您可以看到它认为是匹配块:
>>> difflib.SequenceMatcher(isjunk=lambda x: x == " ", a="a b c", b="a bc").get_matching_blocks()
[Match(a=0, b=0, size=3), Match(a=4, b=3, size=1), Match(a=5, b=4, size=0)]
前两个告诉你它匹配“a b”到“a b”和“c”到“c”。(最后一个是微不足道的)
问题是为什么可以匹配“a b”。我在代码中找到了答案。首先,算法通过重复调用 find_longest_match 找到一堆匹配块。find_longest_match 值得注意的是它允许垃圾字符存在于字符串的末尾:
If isjunk is defined, first the longest matching block is
determined as above, but with the additional restriction that no
junk element appears in the block. Then that block is extended as
far as possible by matching (only) junk elements on both sides. So
the resulting block never matches on junk except as identical junk
happens to be adjacent to an "interesting" match.
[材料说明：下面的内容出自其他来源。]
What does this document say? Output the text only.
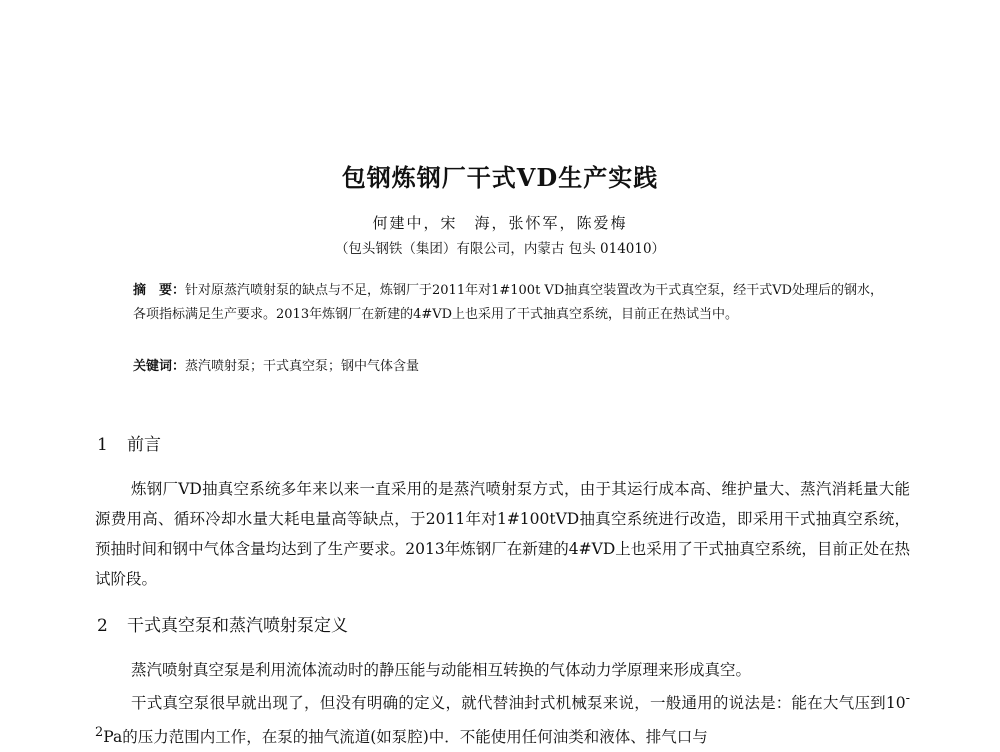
包钢炼钢厂干式VD生产实践
何建中，宋　海，张怀军，陈爱梅
（包头钢铁（集团）有限公司，内蒙古 包头 014010）
摘　要：针对原蒸汽喷射泵的缺点与不足，炼钢厂于2011年对1#100t VD抽真空装置改为干式真空泵，经干式VD处理后的钢水，各项指标满足生产要求。2013年炼钢厂在新建的4#VD上也采用了干式抽真空系统，目前正在热试当中。
关键词：蒸汽喷射泵；干式真空泵；钢中气体含量
1 前言
炼钢厂VD抽真空系统多年来以来一直采用的是蒸汽喷射泵方式，由于其运行成本高、维护量大、蒸汽消耗量大能源费用高、循环冷却水量大耗电量高等缺点，于2011年对1#100tVD抽真空系统进行改造，即采用干式抽真空系统，预抽时间和钢中气体含量均达到了生产要求。2013年炼钢厂在新建的4#VD上也采用了干式抽真空系统，目前正处在热试阶段。
2 干式真空泵和蒸汽喷射泵定义
蒸汽喷射真空泵是利用流体流动时的静压能与动能相互转换的气体动力学原理来形成真空。
干式真空泵很早就出现了，但没有明确的定义，就代替油封式机械泵来说，一般通用的说法是：能在大气压到$10^{-2}Pa$的压力范围内工作，在泵的抽气流道(如泵腔)中．不能使用任何油类和液体、排气口与
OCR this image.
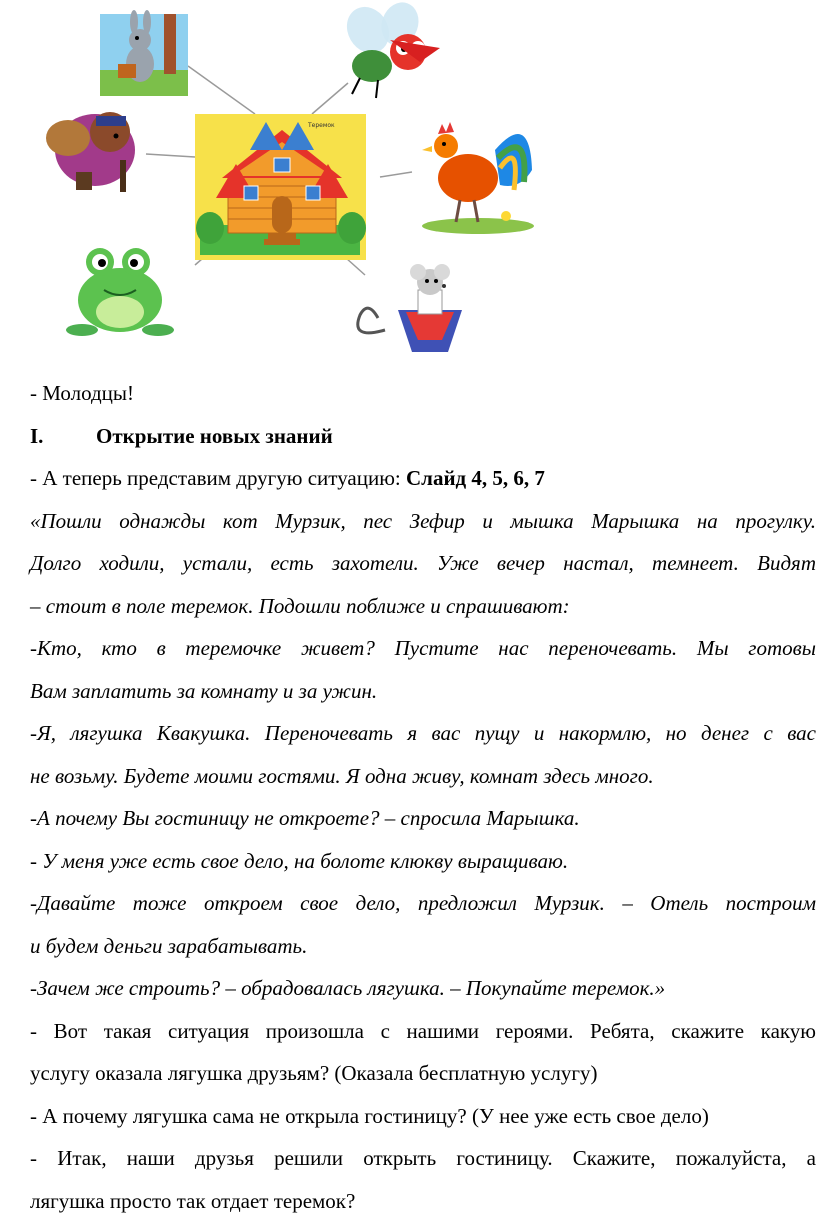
Теремок
- Молодцы!
I.	Открытие новых знаний
- А теперь представим другую ситуацию: Слайд 4, 5, 6, 7
«Пошли однажды кот Мурзик, пес Зефир и мышка Марышка на прогулку.
Долго ходили, устали, есть захотели. Уже вечер настал, темнеет. Видят
– стоит в поле теремок. Подошли поближе и спрашивают:
-Кто, кто в теремочке живет? Пустите нас переночевать. Мы готовы
Вам заплатить за комнату и за ужин.
-Я, лягушка Квакушка. Переночевать я вас пущу и накормлю, но денег с вас
не возьму. Будете моими гостями. Я одна живу, комнат здесь много.
-А почему Вы гостиницу не откроете? – спросила Марышка.
- У меня уже есть свое дело, на болоте клюкву выращиваю.
-Давайте тоже откроем свое дело, предложил Мурзик. – Отель построим
и будем деньги зарабатывать.
-Зачем же строить? – обрадовалась лягушка. – Покупайте теремок.»
- Вот такая ситуация произошла с нашими героями. Ребята, скажите какую
услугу оказала лягушка друзьям? (Оказала бесплатную услугу)
- А почему лягушка сама не открыла гостиницу? (У нее уже есть свое дело)
- Итак, наши друзья решили открыть гостиницу. Скажите, пожалуйста, а
лягушка просто так отдает теремок?
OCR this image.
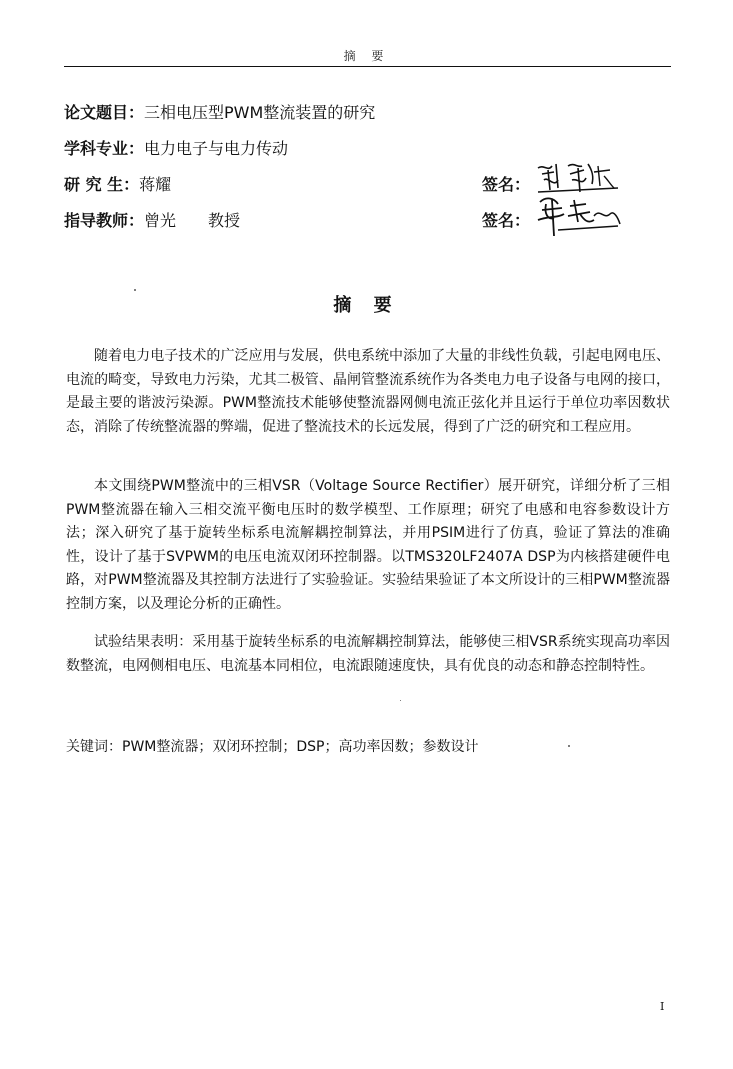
摘 要
论文题目：三相电压型PWM整流装置的研究
学科专业：电力电子与电力传动
研 究 生：蒋耀
指导教师：曾光　　教授
签名：
签名：
摘 要

随着电力电子技术的广泛应用与发展，供电系统中添加了大量的非线性负载，引起电网电压、电流的畸变，导致电力污染，尤其二极管、晶闸管整流系统作为各类电力电子设备与电网的接口，是最主要的谐波污染源。PWM整流技术能够使整流器网侧电流正弦化并且运行于单位功率因数状态，消除了传统整流器的弊端，促进了整流技术的长远发展，得到了广泛的研究和工程应用。

本文围绕PWM整流中的三相VSR（Voltage Source Rectifier）展开研究，详细分析了三相PWM整流器在输入三相交流平衡电压时的数学模型、工作原理；研究了电感和电容参数设计方法；深入研究了基于旋转坐标系电流解耦控制算法，并用PSIM进行了仿真，验证了算法的准确性，设计了基于SVPWM的电压电流双闭环控制器。以TMS320LF2407A DSP为内核搭建硬件电路，对PWM整流器及其控制方法进行了实验验证。实验结果验证了本文所设计的三相PWM整流器控制方案，以及理论分析的正确性。

试验结果表明：采用基于旋转坐标系的电流解耦控制算法，能够使三相VSR系统实现高功率因数整流，电网侧相电压、电流基本同相位，电流跟随速度快，具有优良的动态和静态控制特性。

关键词：PWM整流器；双闭环控制；DSP；高功率因数；参数设计
I
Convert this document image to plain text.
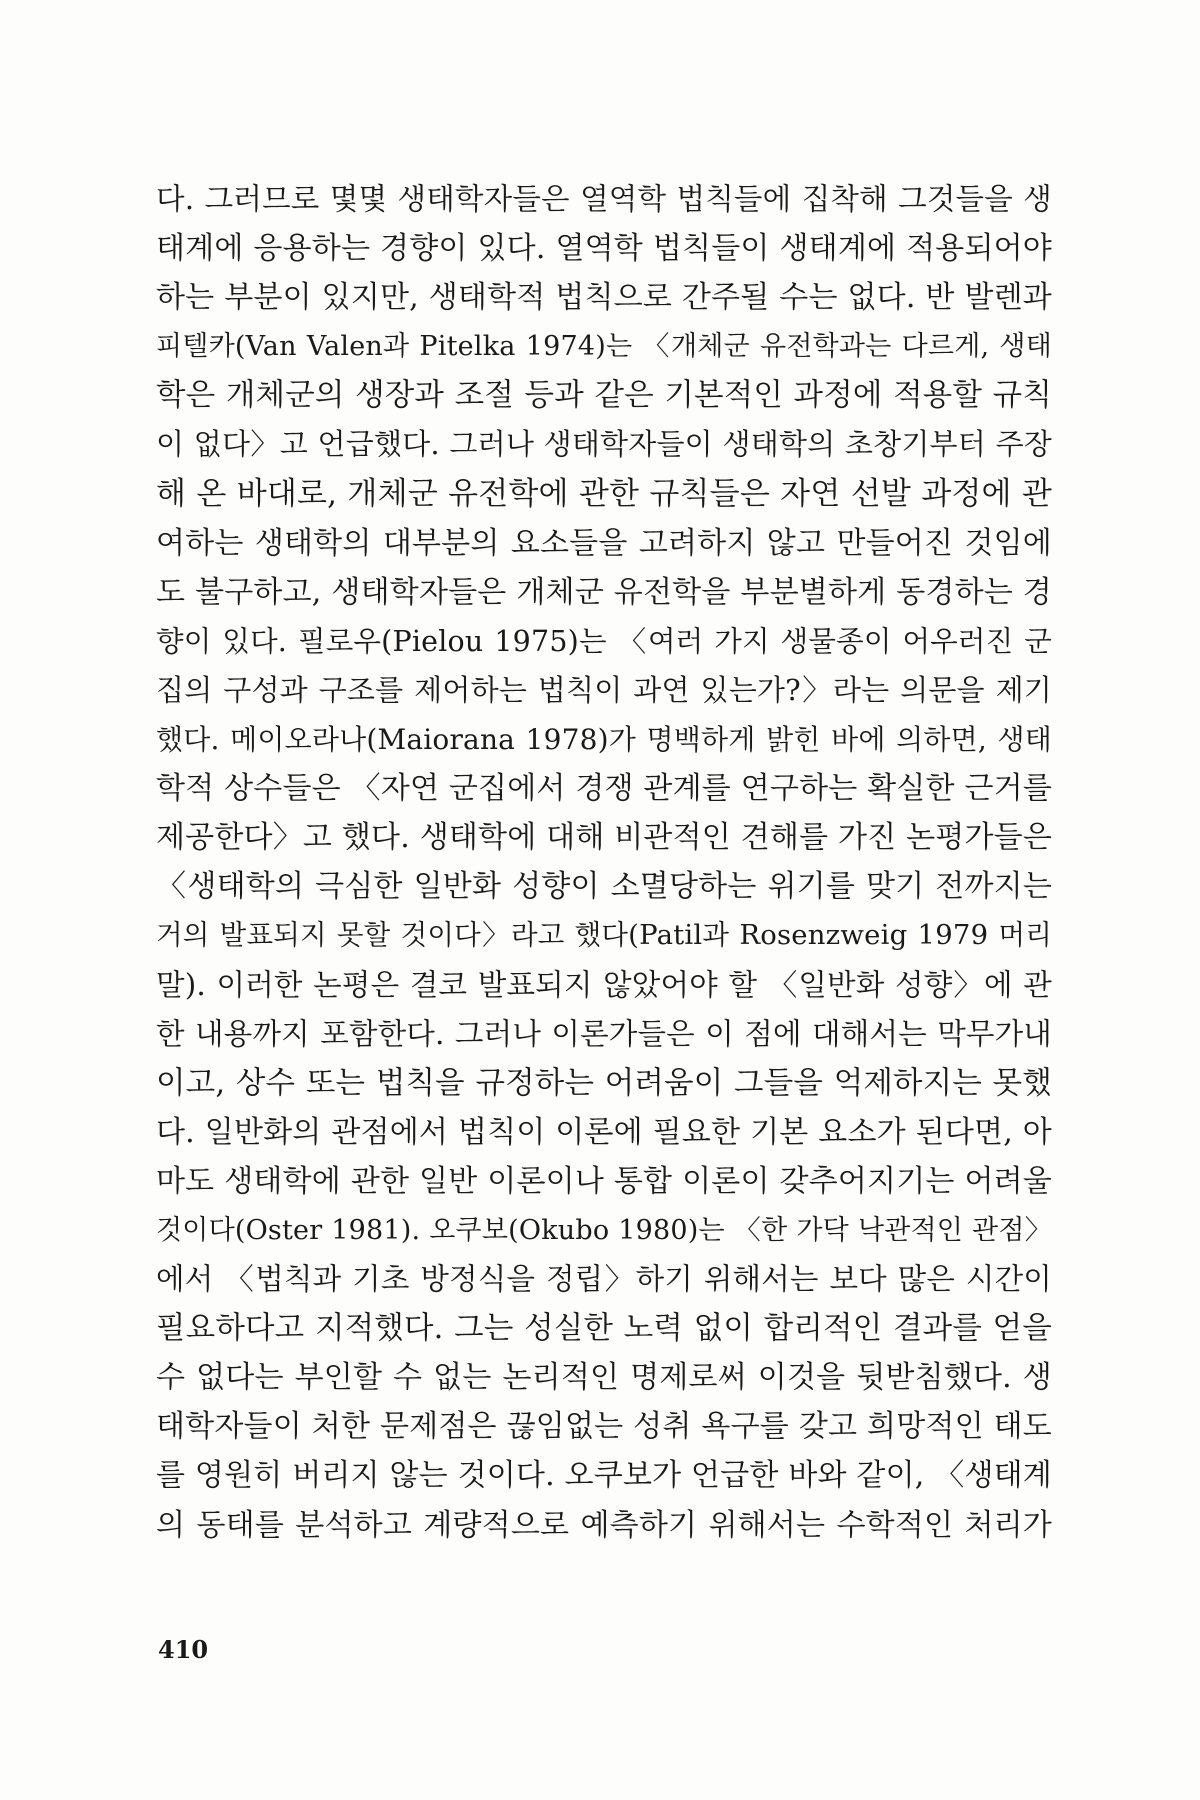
다. 그러므로 몇몇 생태학자들은 열역학 법칙들에 집착해 그것들을 생
태계에 응용하는 경향이 있다. 열역학 법칙들이 생태계에 적용되어야
하는 부분이 있지만, 생태학적 법칙으로 간주될 수는 없다. 반 발렌과
피텔카(Van Valen과 Pitelka 1974)는 〈개체군 유전학과는 다르게, 생태
학은 개체군의 생장과 조절 등과 같은 기본적인 과정에 적용할 규칙
이 없다〉고 언급했다. 그러나 생태학자들이 생태학의 초창기부터 주장
해 온 바대로, 개체군 유전학에 관한 규칙들은 자연 선발 과정에 관
여하는 생태학의 대부분의 요소들을 고려하지 않고 만들어진 것임에
도 불구하고, 생태학자들은 개체군 유전학을 부분별하게 동경하는 경
향이 있다. 필로우(Pielou 1975)는 〈여러 가지 생물종이 어우러진 군
집의 구성과 구조를 제어하는 법칙이 과연 있는가?〉라는 의문을 제기
했다. 메이오라나(Maiorana 1978)가 명백하게 밝힌 바에 의하면, 생태
학적 상수들은 〈자연 군집에서 경쟁 관계를 연구하는 확실한 근거를
제공한다〉고 했다. 생태학에 대해 비관적인 견해를 가진 논평가들은
〈생태학의 극심한 일반화 성향이 소멸당하는 위기를 맞기 전까지는
거의 발표되지 못할 것이다〉라고 했다(Patil과 Rosenzweig 1979 머리
말). 이러한 논평은 결코 발표되지 않았어야 할 〈일반화 성향〉에 관
한 내용까지 포함한다. 그러나 이론가들은 이 점에 대해서는 막무가내
이고, 상수 또는 법칙을 규정하는 어려움이 그들을 억제하지는 못했
다. 일반화의 관점에서 법칙이 이론에 필요한 기본 요소가 된다면, 아
마도 생태학에 관한 일반 이론이나 통합 이론이 갖추어지기는 어려울
것이다(Oster 1981). 오쿠보(Okubo 1980)는 〈한 가닥 낙관적인 관점〉
에서 〈법칙과 기초 방정식을 정립〉하기 위해서는 보다 많은 시간이
필요하다고 지적했다. 그는 성실한 노력 없이 합리적인 결과를 얻을
수 없다는 부인할 수 없는 논리적인 명제로써 이것을 뒷받침했다. 생
태학자들이 처한 문제점은 끊임없는 성취 욕구를 갖고 희망적인 태도
를 영원히 버리지 않는 것이다. 오쿠보가 언급한 바와 같이, 〈생태계
의 동태를 분석하고 계량적으로 예측하기 위해서는 수학적인 처리가
410
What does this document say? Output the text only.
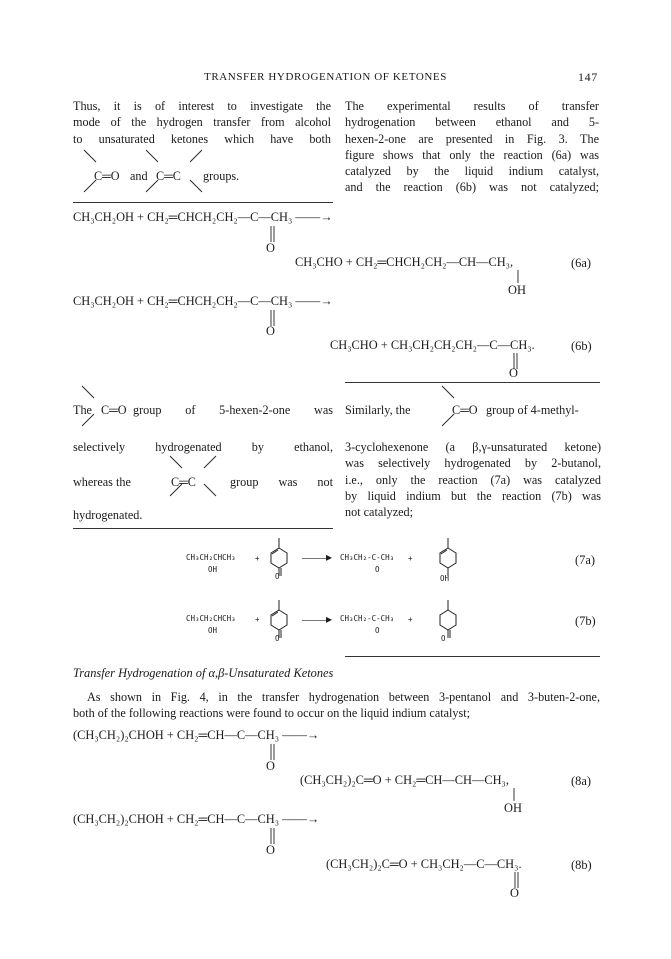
TRANSFER HYDROGENATION OF KETONES	147
Thus, it is of interest to investigate the
mode of the hydrogen transfer from alcohol
to unsaturated ketones which have both
C═O and C═C groups.
The experimental results of transfer
hydrogenation between ethanol and 5-
hexen-2-one are presented in Fig. 3. The
figure shows that only the reaction (6a) was
catalyzed by the liquid indium catalyst,
and the reaction (6b) was not catalyzed;
CH₃CH₂OH + CH₂═CHCH₂CH₂—C—CH₃ ——→
O
CH₃CHO + CH₂═CHCH₂CH₂—CH—CH₃,
OH
(6a)
CH₃CH₂OH + CH₂═CHCH₂CH₂—C—CH₃ ——→
O
CH₃CHO + CH₃CH₂CH₂CH₂—C—CH₃.
O
(6b)
The C═O group of 5-hexen-2-one was
selectively hydrogenated by ethanol,
whereas the	C═C	group was not
hydrogenated.
Similarly, the	C═O group of 4-methyl-
3-cyclohexenone (a β,γ-unsaturated ketone)
was selectively hydrogenated by 2-butanol,
i.e., only the reaction (7a) was catalyzed
by liquid indium but the reaction (7b) was
not catalyzed;
CH₃CH₂CHCH₃
OH
+
O
——▸ CH₃CH₂-C-CH₃
O
+
OH
(7a)
CH₃CH₂CHCH₃
OH
+
O
——▸ CH₃CH₂-C-CH₃
O
+
O
(7b)
Transfer Hydrogenation of α,β-Unsaturated Ketones
As shown in Fig. 4, in the transfer hydrogenation between 3-pentanol and 3-buten-2-one,
both of the following reactions were found to occur on the liquid indium catalyst;
(CH₃CH₂)₂CHOH + CH₂═CH—C—CH₃ ——→
O
(CH₃CH₂)₂C═O + CH₂═CH—CH—CH₃,
OH
(8a)
(CH₃CH₂)₂CHOH + CH₂═CH—C—CH₃ ——→
O
(CH₃CH₂)₂C═O + CH₃CH₂—C—CH₃.
O
(8b)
这意味着首先它认为“a”和“b”是匹配的(允许在“a”末尾和“b”开头的空格字符)。
然后是有趣的部分:代码最后一次检查是否有任何块相邻,如果是则合并它们。请参阅代码中的此注释:
# It's possible that we have adjacent equal blocks in the
# matching_blocks list now. Starting with 2.5, this code was added
# to collapse them.
所以基本上它匹配“a”和“b”,然后将这两个块合并为“a b”并称之为匹配,尽管空格字符是垃圾。